Even the ancient secretary, Miss Hedge, shuffled out on her Zimmer frame. “I’ll get him!” she cried, hobbling along way behind the throng, travelling slower than the speed of treacle.
Leading the rabble was Winnie, racing after Alfie on her moped. “STOP THAT BOY!” she shouted, but the boy kept running.
Alfie ran and ran and ran. He was not naturally sporty, and had never run so fast in all his life. Disappointment set in that this moment wouldn’t somehow count in the Olympics. Surely he was breaking a world sprint record?
Glancing back, Alfie saw there were now hundreds of people chasing after him.

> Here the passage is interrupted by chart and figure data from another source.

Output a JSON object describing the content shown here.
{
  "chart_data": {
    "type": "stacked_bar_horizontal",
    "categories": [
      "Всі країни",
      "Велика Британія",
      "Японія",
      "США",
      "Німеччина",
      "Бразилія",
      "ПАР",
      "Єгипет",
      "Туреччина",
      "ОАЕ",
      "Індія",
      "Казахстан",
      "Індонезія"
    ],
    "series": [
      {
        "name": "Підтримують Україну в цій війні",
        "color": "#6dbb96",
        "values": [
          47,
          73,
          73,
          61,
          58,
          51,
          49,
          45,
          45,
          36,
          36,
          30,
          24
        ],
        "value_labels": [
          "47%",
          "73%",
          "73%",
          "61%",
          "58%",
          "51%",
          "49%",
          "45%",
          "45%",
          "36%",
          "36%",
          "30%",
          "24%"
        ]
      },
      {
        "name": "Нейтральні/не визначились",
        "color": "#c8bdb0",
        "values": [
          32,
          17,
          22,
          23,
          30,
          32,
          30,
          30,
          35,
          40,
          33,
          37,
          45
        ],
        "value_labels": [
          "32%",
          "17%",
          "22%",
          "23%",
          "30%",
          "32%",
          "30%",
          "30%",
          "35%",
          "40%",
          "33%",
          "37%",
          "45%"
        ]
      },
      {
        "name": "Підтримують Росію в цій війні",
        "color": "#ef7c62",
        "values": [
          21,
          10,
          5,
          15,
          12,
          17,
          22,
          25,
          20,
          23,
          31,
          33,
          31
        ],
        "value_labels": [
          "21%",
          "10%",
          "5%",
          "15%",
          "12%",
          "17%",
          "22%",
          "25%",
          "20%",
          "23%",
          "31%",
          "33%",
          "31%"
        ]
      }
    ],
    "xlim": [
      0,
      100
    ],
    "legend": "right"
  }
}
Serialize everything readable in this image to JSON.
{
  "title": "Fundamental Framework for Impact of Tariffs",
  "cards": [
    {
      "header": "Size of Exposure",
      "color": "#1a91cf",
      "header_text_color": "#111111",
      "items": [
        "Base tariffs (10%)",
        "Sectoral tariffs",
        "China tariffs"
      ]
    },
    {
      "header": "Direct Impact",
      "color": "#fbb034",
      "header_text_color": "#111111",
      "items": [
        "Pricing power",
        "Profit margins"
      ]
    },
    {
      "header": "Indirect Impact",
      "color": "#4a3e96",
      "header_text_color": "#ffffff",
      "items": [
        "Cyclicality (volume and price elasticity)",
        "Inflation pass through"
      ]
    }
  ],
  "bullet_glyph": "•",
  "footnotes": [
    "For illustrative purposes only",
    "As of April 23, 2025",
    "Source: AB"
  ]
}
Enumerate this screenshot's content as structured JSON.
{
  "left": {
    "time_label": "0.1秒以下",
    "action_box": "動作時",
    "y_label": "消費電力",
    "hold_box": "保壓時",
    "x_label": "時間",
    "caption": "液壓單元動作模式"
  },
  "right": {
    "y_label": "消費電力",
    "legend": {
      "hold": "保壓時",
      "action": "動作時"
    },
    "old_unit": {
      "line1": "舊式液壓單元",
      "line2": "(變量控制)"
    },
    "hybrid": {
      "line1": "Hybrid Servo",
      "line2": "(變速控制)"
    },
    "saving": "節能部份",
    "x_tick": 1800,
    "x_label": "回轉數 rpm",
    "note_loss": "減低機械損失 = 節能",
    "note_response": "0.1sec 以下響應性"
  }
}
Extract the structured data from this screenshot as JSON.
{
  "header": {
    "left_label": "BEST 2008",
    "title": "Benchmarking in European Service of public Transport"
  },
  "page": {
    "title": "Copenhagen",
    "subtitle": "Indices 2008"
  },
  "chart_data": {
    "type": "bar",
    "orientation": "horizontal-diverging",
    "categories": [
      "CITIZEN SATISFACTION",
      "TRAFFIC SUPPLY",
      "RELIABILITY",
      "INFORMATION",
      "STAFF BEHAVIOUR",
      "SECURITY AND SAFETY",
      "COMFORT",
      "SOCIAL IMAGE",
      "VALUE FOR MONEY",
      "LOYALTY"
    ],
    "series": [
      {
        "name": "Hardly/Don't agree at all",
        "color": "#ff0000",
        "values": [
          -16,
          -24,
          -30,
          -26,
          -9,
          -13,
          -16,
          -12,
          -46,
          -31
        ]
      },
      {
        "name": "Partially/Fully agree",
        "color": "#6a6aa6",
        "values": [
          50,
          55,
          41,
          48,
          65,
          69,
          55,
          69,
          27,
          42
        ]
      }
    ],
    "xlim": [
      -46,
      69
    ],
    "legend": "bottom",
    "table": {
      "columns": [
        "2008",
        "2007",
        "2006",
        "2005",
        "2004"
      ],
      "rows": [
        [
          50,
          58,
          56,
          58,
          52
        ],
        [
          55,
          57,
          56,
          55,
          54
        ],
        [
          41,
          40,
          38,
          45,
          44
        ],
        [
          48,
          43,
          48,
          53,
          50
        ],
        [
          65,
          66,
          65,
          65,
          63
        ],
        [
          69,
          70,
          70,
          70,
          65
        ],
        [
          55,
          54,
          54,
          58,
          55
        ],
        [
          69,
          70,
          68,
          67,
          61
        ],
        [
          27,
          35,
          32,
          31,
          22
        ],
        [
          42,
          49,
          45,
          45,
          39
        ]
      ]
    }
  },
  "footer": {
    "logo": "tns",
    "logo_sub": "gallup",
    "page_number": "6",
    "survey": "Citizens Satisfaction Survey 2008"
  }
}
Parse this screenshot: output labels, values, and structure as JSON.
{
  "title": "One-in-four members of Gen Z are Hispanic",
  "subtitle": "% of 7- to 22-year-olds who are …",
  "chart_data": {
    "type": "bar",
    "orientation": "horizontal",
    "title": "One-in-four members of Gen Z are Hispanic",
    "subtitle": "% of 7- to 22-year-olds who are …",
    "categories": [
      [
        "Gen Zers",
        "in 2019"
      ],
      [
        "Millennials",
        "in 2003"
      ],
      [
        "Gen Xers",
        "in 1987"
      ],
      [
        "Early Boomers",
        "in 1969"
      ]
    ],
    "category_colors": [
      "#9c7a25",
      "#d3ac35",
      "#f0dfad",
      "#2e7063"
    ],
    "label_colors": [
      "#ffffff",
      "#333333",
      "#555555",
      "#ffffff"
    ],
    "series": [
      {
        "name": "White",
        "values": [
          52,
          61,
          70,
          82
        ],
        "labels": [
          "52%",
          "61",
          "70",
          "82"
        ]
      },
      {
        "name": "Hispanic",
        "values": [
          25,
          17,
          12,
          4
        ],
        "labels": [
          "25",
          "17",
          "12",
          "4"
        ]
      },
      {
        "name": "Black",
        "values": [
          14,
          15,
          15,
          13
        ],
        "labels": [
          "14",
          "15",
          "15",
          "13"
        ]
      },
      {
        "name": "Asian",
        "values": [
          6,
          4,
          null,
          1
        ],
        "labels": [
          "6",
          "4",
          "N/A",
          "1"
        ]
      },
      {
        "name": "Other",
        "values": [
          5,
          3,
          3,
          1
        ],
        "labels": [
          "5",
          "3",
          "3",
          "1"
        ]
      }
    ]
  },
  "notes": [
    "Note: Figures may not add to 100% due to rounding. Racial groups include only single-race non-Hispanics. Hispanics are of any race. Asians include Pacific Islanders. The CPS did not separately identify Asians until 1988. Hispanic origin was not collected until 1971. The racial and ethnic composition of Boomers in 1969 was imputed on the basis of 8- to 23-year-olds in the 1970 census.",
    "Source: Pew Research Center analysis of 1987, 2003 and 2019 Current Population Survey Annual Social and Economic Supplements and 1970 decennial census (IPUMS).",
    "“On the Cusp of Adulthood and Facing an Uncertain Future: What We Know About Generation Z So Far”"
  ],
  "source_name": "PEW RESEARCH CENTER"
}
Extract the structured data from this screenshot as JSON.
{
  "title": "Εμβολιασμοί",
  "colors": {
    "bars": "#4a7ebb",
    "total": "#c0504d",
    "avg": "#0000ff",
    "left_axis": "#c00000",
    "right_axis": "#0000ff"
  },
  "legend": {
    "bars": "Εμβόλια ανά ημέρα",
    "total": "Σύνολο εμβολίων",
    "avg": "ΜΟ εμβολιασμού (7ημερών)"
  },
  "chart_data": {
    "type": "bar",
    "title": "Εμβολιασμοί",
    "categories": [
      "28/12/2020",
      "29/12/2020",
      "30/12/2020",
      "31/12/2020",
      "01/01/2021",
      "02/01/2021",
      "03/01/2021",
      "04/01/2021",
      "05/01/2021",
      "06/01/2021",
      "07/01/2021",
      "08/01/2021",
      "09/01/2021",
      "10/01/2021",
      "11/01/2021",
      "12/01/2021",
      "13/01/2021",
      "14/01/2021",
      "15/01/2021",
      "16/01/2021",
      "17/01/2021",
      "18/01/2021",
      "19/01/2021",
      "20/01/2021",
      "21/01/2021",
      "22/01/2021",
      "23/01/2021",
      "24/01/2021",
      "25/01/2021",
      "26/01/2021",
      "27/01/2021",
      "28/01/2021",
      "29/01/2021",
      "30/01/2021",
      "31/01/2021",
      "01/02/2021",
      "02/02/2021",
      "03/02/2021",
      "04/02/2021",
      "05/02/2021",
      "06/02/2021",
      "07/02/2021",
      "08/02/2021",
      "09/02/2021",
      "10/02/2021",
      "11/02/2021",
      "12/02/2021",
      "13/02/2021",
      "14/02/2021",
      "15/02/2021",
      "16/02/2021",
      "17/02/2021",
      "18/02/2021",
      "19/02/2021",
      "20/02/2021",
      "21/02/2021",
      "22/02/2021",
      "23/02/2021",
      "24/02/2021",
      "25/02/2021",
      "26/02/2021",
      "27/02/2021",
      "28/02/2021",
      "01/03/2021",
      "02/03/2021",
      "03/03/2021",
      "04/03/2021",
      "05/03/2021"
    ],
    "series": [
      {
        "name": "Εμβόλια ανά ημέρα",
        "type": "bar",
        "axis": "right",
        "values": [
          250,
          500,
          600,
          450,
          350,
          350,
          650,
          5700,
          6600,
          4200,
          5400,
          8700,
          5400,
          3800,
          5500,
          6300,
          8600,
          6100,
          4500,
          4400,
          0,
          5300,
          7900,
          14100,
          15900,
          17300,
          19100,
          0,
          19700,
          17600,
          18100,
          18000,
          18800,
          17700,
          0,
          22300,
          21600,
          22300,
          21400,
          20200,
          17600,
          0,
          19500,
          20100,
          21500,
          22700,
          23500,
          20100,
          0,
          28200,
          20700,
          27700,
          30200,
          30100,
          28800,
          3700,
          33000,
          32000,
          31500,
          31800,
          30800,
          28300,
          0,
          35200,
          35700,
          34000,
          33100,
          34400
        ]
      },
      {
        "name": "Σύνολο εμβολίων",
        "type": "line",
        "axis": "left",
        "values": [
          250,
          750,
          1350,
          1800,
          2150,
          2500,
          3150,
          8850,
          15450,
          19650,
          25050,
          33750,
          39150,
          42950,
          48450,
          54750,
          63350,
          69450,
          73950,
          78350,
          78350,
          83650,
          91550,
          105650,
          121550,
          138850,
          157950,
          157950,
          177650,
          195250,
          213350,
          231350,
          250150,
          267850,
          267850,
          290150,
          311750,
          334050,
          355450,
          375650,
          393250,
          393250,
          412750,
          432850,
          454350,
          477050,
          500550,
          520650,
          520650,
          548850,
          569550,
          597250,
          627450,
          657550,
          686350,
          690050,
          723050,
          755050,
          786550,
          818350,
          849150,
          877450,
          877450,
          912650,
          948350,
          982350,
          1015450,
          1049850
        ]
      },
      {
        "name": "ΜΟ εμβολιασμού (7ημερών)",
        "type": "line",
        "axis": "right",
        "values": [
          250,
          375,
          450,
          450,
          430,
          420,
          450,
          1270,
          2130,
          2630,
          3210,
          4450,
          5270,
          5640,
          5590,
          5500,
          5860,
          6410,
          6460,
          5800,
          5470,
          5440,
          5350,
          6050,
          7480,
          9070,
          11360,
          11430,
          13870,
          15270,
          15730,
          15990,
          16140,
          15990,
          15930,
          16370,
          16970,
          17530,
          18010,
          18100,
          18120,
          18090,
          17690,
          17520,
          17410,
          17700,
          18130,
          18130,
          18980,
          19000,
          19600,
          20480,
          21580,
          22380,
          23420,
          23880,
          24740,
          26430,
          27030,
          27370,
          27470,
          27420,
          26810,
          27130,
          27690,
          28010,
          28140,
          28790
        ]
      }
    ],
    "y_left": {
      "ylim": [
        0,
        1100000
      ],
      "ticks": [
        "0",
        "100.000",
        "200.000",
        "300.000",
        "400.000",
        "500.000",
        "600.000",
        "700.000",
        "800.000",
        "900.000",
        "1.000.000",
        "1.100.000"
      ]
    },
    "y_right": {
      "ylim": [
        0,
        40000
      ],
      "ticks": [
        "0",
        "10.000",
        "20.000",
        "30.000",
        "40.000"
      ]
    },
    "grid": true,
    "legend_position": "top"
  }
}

It was one boy against an army, but he wasn’t giving up yet.
Ahead of him he saw the huge iron gates that led out on to the main street.
Surely the whole school won’t follow me out there? thought Alfie.
He was wrong.
> 16
A Beckoning Hand
“STOP THAT BOY!” bellowed Winnie, as Alfie dashed past some mothers pushing their babies down the street. The women turned their prams around, and soon the infants were bouncing up and down as they too joined the chase. A lollipop lady, a homeless man, even a group of workmen who were meant to be digging up the road but as always were actually just drinking tea, reading newspapers or wolf-whistling at attractive women all joined the hunt.
Winnie spotted PC Plank, who was idly patrolling up and down the road and somehow managing to miss everything that was going on. She bellowed at him:
“STOP HIM, OFFICER!”
At last the policeman realised that this was his moment. This was what all those years in Police Training College had been leading up to. Her Majesty the Queen was going to personally award him a medal for bravery. The octogenarian Scotch-egg thief was small fry. Now was the time. Time to save the day. Plank’s time.
So he broke into a light jog.
“Oh, it’s you! Come back here, boy!” he shouted ineffectually. After only a few paces of light jogging Plank was puffed out. Power walking also proved too much. Soon even walking was out of the question. Leaning on a wall to get his breath back, the policeman spluttered into his radio.